Most astrophysical dark matter searches rely on the assumption that the annihilation cross section does not depend on particle velocity. However, there are models in which dark matter annihilates via p-wave interactions—that is, the pair of annihilating particles has initial angular momentum one—leading to a cross section proportional to the velocity squared. This happens, for instance, in models where fermionic dark matter annihilates to pairs of spinless bosons. Since the dark matter temperature, and hence its velocity, is believed to be low, p-wave signatures were largely inaccessible by current searches.

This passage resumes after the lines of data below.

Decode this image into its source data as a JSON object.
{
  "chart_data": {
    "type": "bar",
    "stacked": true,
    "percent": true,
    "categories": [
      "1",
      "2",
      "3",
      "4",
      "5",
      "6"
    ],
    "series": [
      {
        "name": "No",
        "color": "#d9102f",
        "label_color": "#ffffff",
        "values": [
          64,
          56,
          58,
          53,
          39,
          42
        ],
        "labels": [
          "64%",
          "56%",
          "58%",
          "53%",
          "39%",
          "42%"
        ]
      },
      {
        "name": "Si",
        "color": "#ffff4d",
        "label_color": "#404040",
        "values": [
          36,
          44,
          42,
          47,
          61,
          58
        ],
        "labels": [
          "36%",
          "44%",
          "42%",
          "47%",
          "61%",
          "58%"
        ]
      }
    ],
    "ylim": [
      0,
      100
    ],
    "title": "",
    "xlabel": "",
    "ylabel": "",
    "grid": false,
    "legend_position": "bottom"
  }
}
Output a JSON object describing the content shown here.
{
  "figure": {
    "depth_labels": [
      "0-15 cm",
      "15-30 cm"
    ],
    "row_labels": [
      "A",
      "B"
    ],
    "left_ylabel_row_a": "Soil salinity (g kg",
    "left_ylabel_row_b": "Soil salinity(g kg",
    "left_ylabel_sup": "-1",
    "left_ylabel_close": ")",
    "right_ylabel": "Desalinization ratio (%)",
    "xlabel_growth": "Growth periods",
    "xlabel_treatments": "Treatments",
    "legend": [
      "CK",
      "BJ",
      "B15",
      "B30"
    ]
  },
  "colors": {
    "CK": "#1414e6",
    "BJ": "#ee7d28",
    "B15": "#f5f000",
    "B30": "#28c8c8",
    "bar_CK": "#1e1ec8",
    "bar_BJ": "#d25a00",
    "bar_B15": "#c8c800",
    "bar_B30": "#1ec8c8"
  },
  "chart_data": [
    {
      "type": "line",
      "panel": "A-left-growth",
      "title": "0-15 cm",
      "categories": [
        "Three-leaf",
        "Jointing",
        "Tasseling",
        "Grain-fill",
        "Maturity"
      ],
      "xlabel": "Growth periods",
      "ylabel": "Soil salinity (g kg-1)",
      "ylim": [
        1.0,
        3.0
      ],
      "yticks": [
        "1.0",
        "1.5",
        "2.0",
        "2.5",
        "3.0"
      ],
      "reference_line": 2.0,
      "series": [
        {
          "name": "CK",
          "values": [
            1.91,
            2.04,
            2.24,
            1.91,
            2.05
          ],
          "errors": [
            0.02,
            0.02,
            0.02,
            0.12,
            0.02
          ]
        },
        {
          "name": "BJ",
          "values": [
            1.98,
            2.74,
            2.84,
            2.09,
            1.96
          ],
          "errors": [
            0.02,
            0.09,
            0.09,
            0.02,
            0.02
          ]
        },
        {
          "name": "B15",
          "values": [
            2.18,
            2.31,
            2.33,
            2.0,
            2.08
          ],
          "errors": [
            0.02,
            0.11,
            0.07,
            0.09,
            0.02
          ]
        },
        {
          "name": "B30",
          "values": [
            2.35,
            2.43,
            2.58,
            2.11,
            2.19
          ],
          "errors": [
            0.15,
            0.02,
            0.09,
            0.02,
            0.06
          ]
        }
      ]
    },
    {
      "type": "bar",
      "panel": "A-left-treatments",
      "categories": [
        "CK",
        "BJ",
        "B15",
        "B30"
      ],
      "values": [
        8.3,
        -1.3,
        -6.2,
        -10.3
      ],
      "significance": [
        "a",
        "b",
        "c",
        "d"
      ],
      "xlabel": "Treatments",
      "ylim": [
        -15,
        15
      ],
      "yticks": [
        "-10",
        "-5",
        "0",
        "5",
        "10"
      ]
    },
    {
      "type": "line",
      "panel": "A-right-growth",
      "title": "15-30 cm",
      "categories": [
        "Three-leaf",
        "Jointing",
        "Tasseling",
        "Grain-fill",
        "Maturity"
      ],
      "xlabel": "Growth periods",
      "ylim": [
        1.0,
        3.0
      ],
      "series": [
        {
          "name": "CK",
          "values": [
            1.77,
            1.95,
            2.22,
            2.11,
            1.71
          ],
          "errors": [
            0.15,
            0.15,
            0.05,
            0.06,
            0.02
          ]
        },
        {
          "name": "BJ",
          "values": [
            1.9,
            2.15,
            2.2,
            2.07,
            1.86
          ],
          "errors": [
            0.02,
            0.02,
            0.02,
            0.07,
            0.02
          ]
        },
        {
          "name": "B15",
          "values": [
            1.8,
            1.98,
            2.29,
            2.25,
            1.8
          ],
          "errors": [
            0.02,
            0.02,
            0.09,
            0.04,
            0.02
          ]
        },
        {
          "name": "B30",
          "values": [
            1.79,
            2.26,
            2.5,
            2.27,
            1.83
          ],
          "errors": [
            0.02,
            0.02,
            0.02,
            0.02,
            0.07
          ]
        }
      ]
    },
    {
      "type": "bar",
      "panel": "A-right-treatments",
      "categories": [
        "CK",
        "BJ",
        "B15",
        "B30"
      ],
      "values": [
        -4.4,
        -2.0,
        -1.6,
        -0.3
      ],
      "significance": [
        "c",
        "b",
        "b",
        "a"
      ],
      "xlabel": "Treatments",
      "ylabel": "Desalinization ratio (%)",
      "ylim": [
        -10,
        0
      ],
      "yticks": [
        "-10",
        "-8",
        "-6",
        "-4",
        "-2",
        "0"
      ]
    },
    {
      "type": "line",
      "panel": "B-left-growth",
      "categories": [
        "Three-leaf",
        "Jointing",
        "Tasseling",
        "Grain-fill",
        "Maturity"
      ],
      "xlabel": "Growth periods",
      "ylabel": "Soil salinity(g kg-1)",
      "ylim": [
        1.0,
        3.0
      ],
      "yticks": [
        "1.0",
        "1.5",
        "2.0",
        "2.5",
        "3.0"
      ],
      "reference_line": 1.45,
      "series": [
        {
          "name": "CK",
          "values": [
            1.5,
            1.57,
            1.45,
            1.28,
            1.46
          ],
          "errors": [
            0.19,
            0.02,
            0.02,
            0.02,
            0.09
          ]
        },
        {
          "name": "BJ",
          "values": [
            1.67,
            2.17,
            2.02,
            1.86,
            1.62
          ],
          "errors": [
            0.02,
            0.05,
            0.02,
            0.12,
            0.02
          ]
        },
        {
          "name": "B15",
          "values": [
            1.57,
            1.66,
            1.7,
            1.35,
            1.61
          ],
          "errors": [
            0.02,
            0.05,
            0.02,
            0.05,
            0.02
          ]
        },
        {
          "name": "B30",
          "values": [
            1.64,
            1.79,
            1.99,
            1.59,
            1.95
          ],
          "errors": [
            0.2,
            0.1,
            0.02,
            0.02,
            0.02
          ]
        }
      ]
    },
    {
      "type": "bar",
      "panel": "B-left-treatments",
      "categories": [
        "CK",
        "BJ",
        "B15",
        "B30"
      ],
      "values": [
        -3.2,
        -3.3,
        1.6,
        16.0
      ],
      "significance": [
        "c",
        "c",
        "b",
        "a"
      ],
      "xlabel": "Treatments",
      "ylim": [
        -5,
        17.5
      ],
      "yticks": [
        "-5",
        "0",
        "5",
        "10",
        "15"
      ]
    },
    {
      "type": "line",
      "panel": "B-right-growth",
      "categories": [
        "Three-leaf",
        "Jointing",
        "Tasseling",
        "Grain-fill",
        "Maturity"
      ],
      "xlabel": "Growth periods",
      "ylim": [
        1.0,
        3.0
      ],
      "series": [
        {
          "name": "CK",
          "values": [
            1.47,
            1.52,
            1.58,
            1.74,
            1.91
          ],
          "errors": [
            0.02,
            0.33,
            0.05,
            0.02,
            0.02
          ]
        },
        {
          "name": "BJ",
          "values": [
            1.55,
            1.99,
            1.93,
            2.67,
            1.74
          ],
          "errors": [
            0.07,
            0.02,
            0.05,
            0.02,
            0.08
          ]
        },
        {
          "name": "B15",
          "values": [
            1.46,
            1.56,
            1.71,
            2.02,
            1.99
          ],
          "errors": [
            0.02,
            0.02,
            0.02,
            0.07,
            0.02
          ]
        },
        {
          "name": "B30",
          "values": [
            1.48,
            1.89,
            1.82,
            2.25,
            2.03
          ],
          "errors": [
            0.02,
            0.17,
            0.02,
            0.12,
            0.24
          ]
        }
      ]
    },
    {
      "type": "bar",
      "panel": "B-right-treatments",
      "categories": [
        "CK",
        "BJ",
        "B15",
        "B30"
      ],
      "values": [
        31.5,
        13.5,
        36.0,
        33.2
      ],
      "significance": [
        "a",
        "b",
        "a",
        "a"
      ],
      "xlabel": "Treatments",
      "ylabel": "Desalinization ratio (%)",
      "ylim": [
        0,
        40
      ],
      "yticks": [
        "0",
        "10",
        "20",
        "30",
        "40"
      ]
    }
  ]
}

However, near a supermassive black hole like the Milky Way's Sagittarius A*, dark matter is expected to cluster into a density spike. Within such a spike, the density and velocities of dark matter particles could be sufficient for thermal p-wave annihilation to produce a detectable gamma-ray signal. Using two prototypical p-wave models and gamma-ray data from NASA’s Fermi Large Area Telescope, the researchers found no evidence for p-wave dark matter and constrained its annihilation cross section for the first time. Their analysis suggests that a dedicated search for sharp gamma-ray lines near Sagittarius A* can improve these constraints.
This research is published in Physical Review Letters.